深川-札幌-小樽

10年と6ヶ月ぶりの北海道。わずか3日間でしたが、眩い太陽、美味しい食べ物、そして人のあたたかさに触れる実り多き旅でした。今回も両親が同行。年寄りに風邪でもひかれたら大変と、防寒装備万全で出かけたものの、ほぼコート不要の気温で助かりました。

新千歳空港で姫路からのチームメンバーと合流し、一路深川へ。リアウインドウ越しに広い空と夕陽を眺めていたら、あっという間に到着。初めて訪れた街並みもどこかエキゾチックで、不思議な旅情を掻き立てられます。

一度宿に落ち着いた後、大人気の中国料理店「志峰飯店」で顔合わせの夕食会。事務的な話題は一切なく、ただひたすら楽しく食べるひととき。まるで旧友と食卓を囲んでいる感じで、初対面であることなどどこかへ吹き飛んでしまいます。甜品が運ばれる頃、厨房から店主が出てきてくれました。人生が滲み出ているいい笑顔に触れ、心も満たされました。

コンサート当日。札幌でピアニストとして活動している弟子の種村敬子が朝から訪ねて来ました。ひと通りリハーサルを聞いてもらって、客席での音響などに問題はないか尋ねると、信頼できる的確なことを言うだけでなく、演奏に向かう気分を盛り立ててくれました。いつもカバンに入れて持ち歩けたらいいのにと思います。

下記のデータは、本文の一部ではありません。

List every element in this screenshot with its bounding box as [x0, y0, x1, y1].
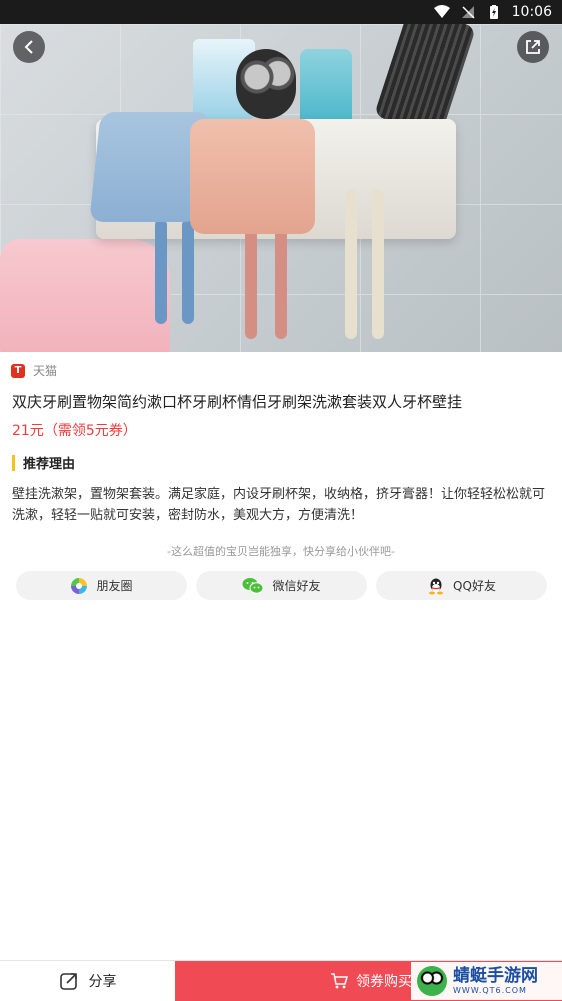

今回はステージにスピーカーの用意はなく、会場の壁面に埋め込まれたスピーカーから音を出します。その埋め込みスピーカーは舞台より前面の両脇にあるため、舞台上で聞けるのは会場を反射してくる音だけで、音量もごくわずか。別途モニタースピーカーを設置することも可能ですが、局所的な音だけを聞くと全体像をつかみにくい上に、ステージ上だけが孤立した世界になる気がするので、それならむしろ聞こえない方が弾きやすいというのが私の感覚です。

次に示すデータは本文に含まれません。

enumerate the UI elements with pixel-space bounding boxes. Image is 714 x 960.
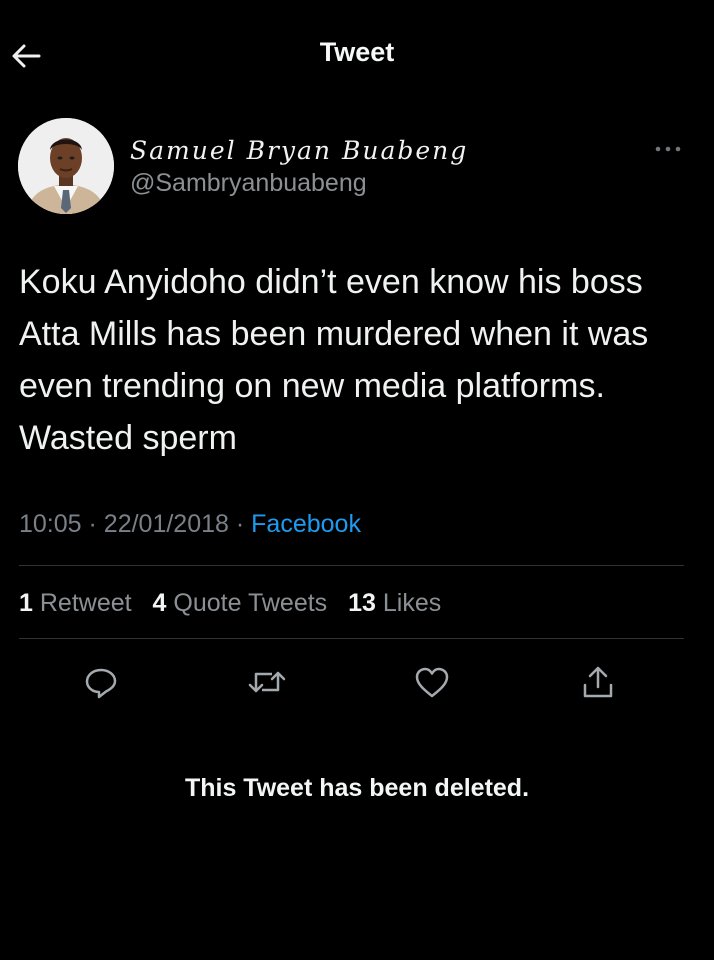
tweet-date: 22/01/2018 bbox=[103, 510, 229, 538]
author-display-name[interactable]: Samuel Bryan Buabeng bbox=[130, 136, 468, 165]
deleted-tweet-notice: This Tweet has been deleted. bbox=[184, 774, 530, 802]
avatar[interactable] bbox=[18, 118, 114, 214]
retweets-count: 1 bbox=[19, 589, 33, 617]
divider bbox=[19, 565, 684, 566]
retweets-label: Retweet bbox=[39, 589, 132, 617]
tweet-source-link[interactable]: Facebook bbox=[251, 510, 361, 538]
meta-separator: · bbox=[235, 510, 245, 538]
likes-stat[interactable]: 13 Likes bbox=[348, 589, 441, 617]
quote-tweets-count: 4 bbox=[152, 589, 167, 617]
author-handle[interactable]: @Sambryanbuabeng bbox=[130, 169, 367, 198]
tweet-stats: 1 Retweet 4 Quote Tweets 13 Likes bbox=[19, 589, 455, 618]
share-button[interactable] bbox=[576, 660, 620, 704]
meta-separator: · bbox=[88, 510, 97, 538]
share-icon bbox=[583, 666, 613, 698]
reply-button[interactable] bbox=[79, 660, 123, 704]
likes-count: 13 bbox=[348, 589, 376, 617]
quote-tweets-stat[interactable]: 4 Quote Tweets bbox=[153, 589, 328, 617]
tweet-meta: 10:05 · 22/01/2018 · Facebook bbox=[19, 510, 361, 539]
tweet-time: 10:05 bbox=[19, 510, 82, 538]
quote-tweets-label: Quote Tweets bbox=[173, 589, 328, 617]
retweets-stat[interactable]: 1 Retweet bbox=[19, 589, 132, 617]
divider bbox=[19, 638, 684, 639]
retweet-button[interactable] bbox=[245, 660, 289, 704]
reply-icon bbox=[85, 668, 117, 699]
retweet-icon bbox=[248, 671, 286, 693]
likes-label: Likes bbox=[382, 589, 442, 617]
like-button[interactable] bbox=[410, 660, 454, 704]
tweet-text: Koku Anyidoho didn’t even know his boss … bbox=[19, 263, 649, 457]
top-bar: Tweet bbox=[0, 0, 714, 110]
profile-photo bbox=[18, 118, 114, 214]
more-horizontal-icon bbox=[655, 146, 681, 152]
more-options-button[interactable] bbox=[650, 136, 686, 162]
like-icon bbox=[415, 667, 449, 698]
page-title: Tweet bbox=[319, 37, 395, 67]
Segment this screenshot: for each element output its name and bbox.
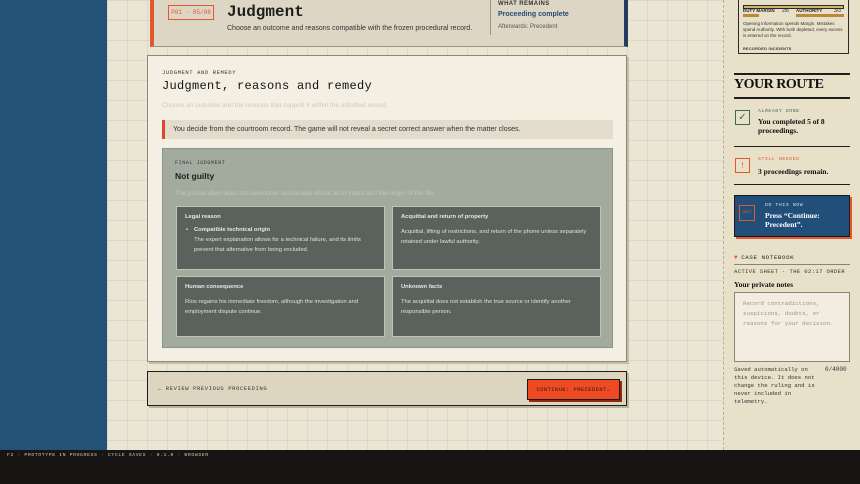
private-notes-label: Your private notes [734,280,794,289]
route-needed: ! STILL NEEDED 3 proceedings remain. [734,154,850,184]
tile-body: The expert explanation allows for a tech… [194,237,361,253]
autosave-note: Saved automatically on this device. It d… [734,366,815,405]
verdict: Not guilty [175,171,215,181]
remains-value: Proceeding complete [498,11,569,18]
review-previous-link[interactable]: ← REVIEW PREVIOUS PROCEEDING [158,385,267,392]
tile-heading: Acquittal and return of property [401,214,489,220]
notebook-rule [734,264,850,265]
next-value: Press “Continue: Precedent”. [765,211,820,229]
tile-unknown-facts[interactable]: Unknown facts The acquittal does not est… [392,276,601,337]
duty-margin-value: 2/6 [782,8,789,14]
proceeding-stamp: P01 · 05/08 [168,5,214,20]
tile-heading: Human consequence [185,284,244,290]
check-icon: ✓ [735,110,750,125]
route-done: ✓ ALREADY DONE You completed 5 of 8 proc… [734,106,850,146]
remains-label: WHAT REMAINS [498,1,550,7]
notebook-heading: CASE NOTEBOOK [741,254,795,261]
remains-note: Afterwards: Precedent [498,24,558,30]
judgment-summary: The prosecution does not overcome reason… [175,190,436,197]
footer-status: F2 · PROTOTYPE IN PROGRESS · CYCLE SAVES… [7,453,209,458]
tile-body: Acquittal, lifting of restrictions, and … [401,229,587,245]
panel-eyebrow: JUDGMENT AND REMEDY [162,69,237,76]
decision-notice: You decide from the courtroom record. Th… [162,120,613,139]
authority-label: AUTHORITY [796,8,823,13]
route-rule-bottom [734,97,850,99]
tile-body: Ríos regains his immediate freedom, alth… [185,299,359,315]
recorded-incidents-label: RECORDED INCIDENTS [743,47,792,51]
final-judgment-card[interactable]: FINAL JUDGMENT Not guilty The prosecutio… [162,148,613,348]
triangle-down-icon: ▼ [734,254,739,261]
resource-meter: DUTY MARGIN 2/6 AUTHORITY 3/3 Opening in… [738,0,849,54]
panel-title: Judgment, reasons and remedy [162,79,373,93]
proceeding-nav: ← REVIEW PREVIOUS PROCEEDING CONTINUE: P… [147,371,627,406]
left-sidebar [0,0,107,450]
tile-heading: Legal reason [185,214,221,220]
done-label: ALREADY DONE [758,109,800,114]
route-divider [734,184,850,185]
route-title: YOUR ROUTE [734,77,824,92]
needed-value: 3 proceedings remain. [758,167,829,176]
route-divider [734,146,850,147]
header-divider [490,0,491,35]
private-notes-input[interactable]: Record contradictions, suspicions, doubt… [734,292,850,362]
active-sheet: ACTIVE SHEET · THE 02:17 ORDER [734,268,846,275]
tile-body: The acquittal does not establish the tru… [401,299,571,315]
next-icon: NEXT [739,205,755,221]
done-value: You completed 5 of 8 proceedings. [758,117,825,135]
tile-acquittal[interactable]: Acquittal and return of property Acquitt… [392,206,601,270]
alert-icon: ! [735,158,750,173]
meter-explanation: Opening information spends Margin. Mista… [743,21,843,38]
judgment-panel: JUDGMENT AND REMEDY Judgment, reasons an… [147,55,627,362]
character-count: 0/4000 [825,366,847,373]
tile-heading: Unknown facts [401,284,443,290]
continue-button[interactable]: CONTINUE: PRECEDENT→ [527,379,620,400]
page-subtitle: Choose an outcome and reasons compatible… [227,25,473,32]
status-footer: F2 · PROTOTYPE IN PROGRESS · CYCLE SAVES… [0,450,860,484]
authority-bar [796,14,844,17]
page-title: Judgment [227,3,304,21]
duty-margin-bar [743,14,759,17]
next-action-card[interactable]: NEXT DO THIS NOW Press “Continue: Preced… [734,195,850,237]
notebook-toggle[interactable]: ▼ CASE NOTEBOOK [734,254,794,261]
tile-bullet-title: Compatible technical origin [185,227,376,233]
duty-margin-label: DUTY MARGIN [743,8,775,13]
tile-human-consequence[interactable]: Human consequence Ríos regains his immed… [176,276,385,337]
proceeding-header: P01 · 05/08 Judgment Choose an outcome a… [150,0,628,47]
judgment-label: FINAL JUDGMENT [175,160,226,166]
tile-legal-reason[interactable]: Legal reason Compatible technical origin… [176,206,385,270]
route-rule-top [734,73,850,75]
panel-instructions: Choose an outcome and the reasons that s… [162,102,388,109]
next-label: DO THIS NOW [765,203,804,208]
needed-label: STILL NEEDED [758,157,800,162]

リハーサルも落ち着いたので、近くの喫茶店「ふれっぷ」へ。店の前にコンサートの看板が出ていると聞き、現物を拝みに。看板屋さんが手書きした味わい深い立て看板と記念撮影。そしてパフェとコーヒーで本番に備えます。店内はレトロな雰囲気。片隅には古いエレクトーンも置かれていました。

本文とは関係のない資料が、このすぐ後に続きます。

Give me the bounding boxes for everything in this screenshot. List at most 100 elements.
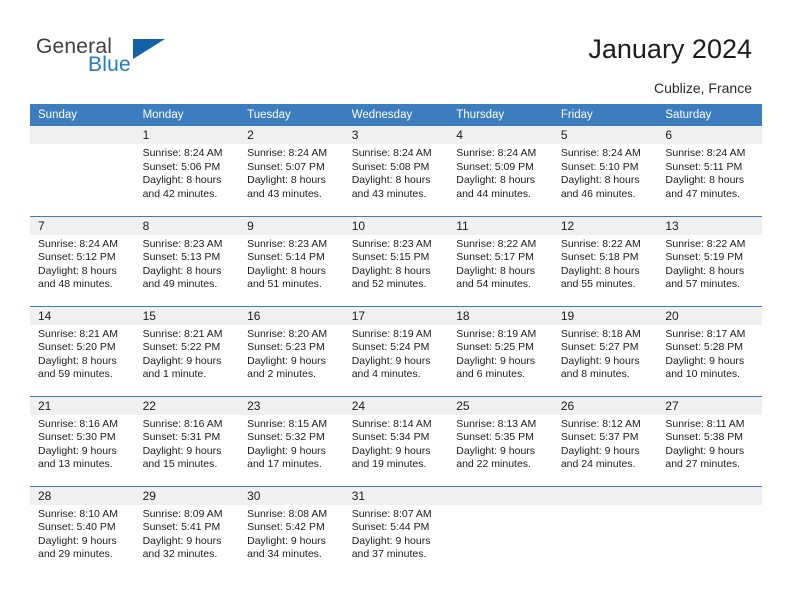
daylight-text-line1: Daylight: 8 hours <box>142 264 222 277</box>
day-number: 11 <box>448 216 553 235</box>
sunset-text: Sunset: 5:40 PM <box>38 521 116 534</box>
calendar-day-cell[interactable]: 2 Sunrise: 8:24 AM Sunset: 5:07 PM Dayli… <box>239 126 344 216</box>
day-details: Sunrise: 8:21 AM Sunset: 5:20 PM Dayligh… <box>30 325 135 382</box>
sunset-text: Sunset: 5:22 PM <box>142 341 221 354</box>
daylight-text-line1: Daylight: 9 hours <box>142 354 222 367</box>
sunset-text: Sunset: 5:34 PM <box>351 431 430 444</box>
day-number: 4 <box>448 126 553 144</box>
calendar-day-cell[interactable]: 25 Sunrise: 8:13 AM Sunset: 5:35 PM Dayl… <box>448 395 553 486</box>
daylight-text-line2: and 4 minutes. <box>351 368 421 381</box>
calendar-day-cell[interactable] <box>552 485 658 576</box>
sunrise-text: Sunrise: 8:12 AM <box>560 417 641 430</box>
sunset-text: Sunset: 5:15 PM <box>351 251 430 264</box>
calendar-day-cell[interactable]: 8 Sunrise: 8:23 AM Sunset: 5:13 PM Dayli… <box>134 215 240 306</box>
calendar-day-cell[interactable]: 13 Sunrise: 8:22 AM Sunset: 5:19 PM Dayl… <box>657 215 762 306</box>
daylight-text-line2: and 10 minutes. <box>665 368 741 381</box>
weekday-header-friday: Friday <box>552 104 658 126</box>
calendar-day-cell[interactable]: 18 Sunrise: 8:19 AM Sunset: 5:25 PM Dayl… <box>448 305 553 396</box>
sunrise-text: Sunrise: 8:24 AM <box>351 147 432 159</box>
sunrise-text: Sunrise: 8:21 AM <box>142 327 223 340</box>
daylight-text-line1: Daylight: 9 hours <box>351 444 431 457</box>
calendar-day-cell[interactable]: 1 Sunrise: 8:24 AM Sunset: 5:06 PM Dayli… <box>134 126 240 216</box>
day-number: 18 <box>448 306 553 325</box>
calendar-day-cell[interactable]: 30 Sunrise: 8:08 AM Sunset: 5:42 PM Dayl… <box>239 485 344 576</box>
sunset-text: Sunset: 5:20 PM <box>38 341 116 354</box>
daylight-text-line2: and 2 minutes. <box>247 368 317 381</box>
calendar-week-row: 14 Sunrise: 8:21 AM Sunset: 5:20 PM Dayl… <box>30 305 762 396</box>
daylight-text-line1: Daylight: 9 hours <box>351 534 431 547</box>
sunset-text: Sunset: 5:32 PM <box>247 431 325 444</box>
daylight-text-line2: and 22 minutes. <box>456 458 531 471</box>
day-number: 21 <box>30 396 135 415</box>
calendar-header-row: Sunday Monday Tuesday Wednesday Thursday… <box>30 104 762 126</box>
day-details: Sunrise: 8:23 AM Sunset: 5:14 PM Dayligh… <box>239 235 344 292</box>
calendar-day-cell[interactable]: 27 Sunrise: 8:11 AM Sunset: 5:38 PM Dayl… <box>657 395 762 486</box>
sunrise-text: Sunrise: 8:14 AM <box>351 417 432 430</box>
calendar-day-cell[interactable]: 3 Sunrise: 8:24 AM Sunset: 5:08 PM Dayli… <box>343 126 449 216</box>
calendar-day-cell[interactable]: 29 Sunrise: 8:09 AM Sunset: 5:41 PM Dayl… <box>134 485 240 576</box>
daylight-text-line1: Daylight: 9 hours <box>560 444 640 457</box>
calendar-day-cell[interactable]: 22 Sunrise: 8:16 AM Sunset: 5:31 PM Dayl… <box>134 395 240 486</box>
day-details: Sunrise: 8:24 AM Sunset: 5:10 PM Dayligh… <box>553 144 658 201</box>
day-details: Sunrise: 8:16 AM Sunset: 5:30 PM Dayligh… <box>30 415 135 472</box>
daylight-text-line2: and 13 minutes. <box>38 458 113 471</box>
calendar-day-cell[interactable]: 23 Sunrise: 8:15 AM Sunset: 5:32 PM Dayl… <box>239 395 344 486</box>
daylight-text-line2: and 46 minutes. <box>560 187 636 200</box>
calendar-day-cell[interactable]: 9 Sunrise: 8:23 AM Sunset: 5:14 PM Dayli… <box>239 215 344 306</box>
calendar-day-cell[interactable]: 20 Sunrise: 8:17 AM Sunset: 5:28 PM Dayl… <box>657 305 762 396</box>
sunset-text: Sunset: 5:41 PM <box>142 521 221 534</box>
daylight-text-line2: and 47 minutes. <box>665 187 741 200</box>
calendar-day-cell[interactable]: 4 Sunrise: 8:24 AM Sunset: 5:09 PM Dayli… <box>448 126 553 216</box>
day-details: Sunrise: 8:09 AM Sunset: 5:41 PM Dayligh… <box>135 505 240 562</box>
calendar-day-cell[interactable]: 14 Sunrise: 8:21 AM Sunset: 5:20 PM Dayl… <box>30 305 135 396</box>
day-details: Sunrise: 8:22 AM Sunset: 5:19 PM Dayligh… <box>657 235 762 292</box>
calendar-day-cell[interactable]: 26 Sunrise: 8:12 AM Sunset: 5:37 PM Dayl… <box>552 395 658 486</box>
calendar-day-cell[interactable]: 19 Sunrise: 8:18 AM Sunset: 5:27 PM Dayl… <box>552 305 658 396</box>
day-details: Sunrise: 8:22 AM Sunset: 5:17 PM Dayligh… <box>448 235 553 292</box>
calendar-day-cell[interactable] <box>448 485 553 576</box>
daylight-text-line2: and 32 minutes. <box>142 548 218 561</box>
sunset-text: Sunset: 5:14 PM <box>247 251 325 264</box>
sunrise-text: Sunrise: 8:16 AM <box>38 417 118 430</box>
sunrise-text: Sunrise: 8:22 AM <box>456 237 537 250</box>
calendar-day-cell[interactable]: 15 Sunrise: 8:21 AM Sunset: 5:22 PM Dayl… <box>134 305 240 396</box>
brand-logo[interactable]: General Blue <box>36 36 216 86</box>
sunset-text: Sunset: 5:12 PM <box>38 251 116 264</box>
calendar-day-cell[interactable]: 5 Sunrise: 8:24 AM Sunset: 5:10 PM Dayli… <box>552 126 658 216</box>
daylight-text-line1: Daylight: 9 hours <box>247 534 326 547</box>
calendar-day-cell[interactable]: 21 Sunrise: 8:16 AM Sunset: 5:30 PM Dayl… <box>30 395 135 486</box>
daylight-text-line1: Daylight: 9 hours <box>351 354 431 367</box>
sunrise-text: Sunrise: 8:08 AM <box>247 507 328 520</box>
daylight-text-line1: Daylight: 8 hours <box>665 174 745 187</box>
sunrise-text: Sunrise: 8:15 AM <box>247 417 328 430</box>
calendar-day-cell[interactable]: 24 Sunrise: 8:14 AM Sunset: 5:34 PM Dayl… <box>343 395 449 486</box>
sunset-text: Sunset: 5:30 PM <box>38 431 116 444</box>
sunset-text: Sunset: 5:09 PM <box>456 160 534 173</box>
calendar-day-cell[interactable] <box>30 126 135 216</box>
day-details: Sunrise: 8:08 AM Sunset: 5:42 PM Dayligh… <box>239 505 344 562</box>
day-details: Sunrise: 8:12 AM Sunset: 5:37 PM Dayligh… <box>553 415 658 472</box>
day-number: 12 <box>552 216 658 235</box>
calendar-day-cell[interactable] <box>657 485 762 576</box>
calendar-day-cell[interactable]: 28 Sunrise: 8:10 AM Sunset: 5:40 PM Dayl… <box>30 485 135 576</box>
weekday-header-saturday: Saturday <box>657 104 762 126</box>
daylight-text-line1: Daylight: 8 hours <box>560 264 640 277</box>
day-details: Sunrise: 8:17 AM Sunset: 5:28 PM Dayligh… <box>657 325 762 382</box>
sunrise-text: Sunrise: 8:16 AM <box>142 417 223 430</box>
daylight-text-line2: and 6 minutes. <box>456 368 526 381</box>
calendar-day-cell[interactable]: 11 Sunrise: 8:22 AM Sunset: 5:17 PM Dayl… <box>448 215 553 306</box>
daylight-text-line1: Daylight: 9 hours <box>142 534 222 547</box>
calendar-day-cell[interactable]: 17 Sunrise: 8:19 AM Sunset: 5:24 PM Dayl… <box>343 305 449 396</box>
calendar-day-cell[interactable]: 16 Sunrise: 8:20 AM Sunset: 5:23 PM Dayl… <box>239 305 344 396</box>
calendar-week-row: 21 Sunrise: 8:16 AM Sunset: 5:30 PM Dayl… <box>30 395 762 486</box>
day-number <box>30 126 135 144</box>
day-number: 29 <box>134 486 240 505</box>
day-number: 24 <box>343 396 449 415</box>
sunset-text: Sunset: 5:28 PM <box>665 341 744 354</box>
calendar-day-cell[interactable]: 31 Sunrise: 8:07 AM Sunset: 5:44 PM Dayl… <box>343 485 449 576</box>
daylight-text-line1: Daylight: 8 hours <box>665 264 745 277</box>
calendar-day-cell[interactable]: 12 Sunrise: 8:22 AM Sunset: 5:18 PM Dayl… <box>552 215 658 306</box>
calendar-day-cell[interactable]: 7 Sunrise: 8:24 AM Sunset: 5:12 PM Dayli… <box>30 215 135 306</box>
calendar-day-cell[interactable]: 10 Sunrise: 8:23 AM Sunset: 5:15 PM Dayl… <box>343 215 449 306</box>
calendar-day-cell[interactable]: 6 Sunrise: 8:24 AM Sunset: 5:11 PM Dayli… <box>657 126 762 216</box>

ホールに戻ると、受付の準備が始まっていました。すべてが手作りのコンサート。楽屋には歓迎の手書きカードがたくさん入ったフォトアルバムが用意され、それを一枚一枚読みながら本番を待ちました。

出演者は私一人。セッティングもシンプルなので、ギターソロにも匹敵する身軽さです。プログラムは前半がクラシック、後半に映画音楽。ソロなのでリラックスはしていますが、気持ちは引き締めて舞台へ向かいます。

演奏しながら背中で感じる客席の雰囲気は、まさに北海道。かつて何度も味わった北海道公演ならではの沁み渡る空気を懐かしく思い出し、気分よく演奏することができました。照明や音響を担当した会場のスタッフも一緒になって楽しんでくれていたと思います。

終演後は名残惜しく深川を後にして札幌へ。せっかくの種村との再会、そして両親の旅に彩りをと、札幌に1泊する予定を組みました。そして最終日は小樽へのショートトリップ。思い出の風景を追いながら、当時の自分と今を重ね合わせるひととき。それでもまだ人生は続く。さあ、よい演奏、そして親孝行に励みましょう。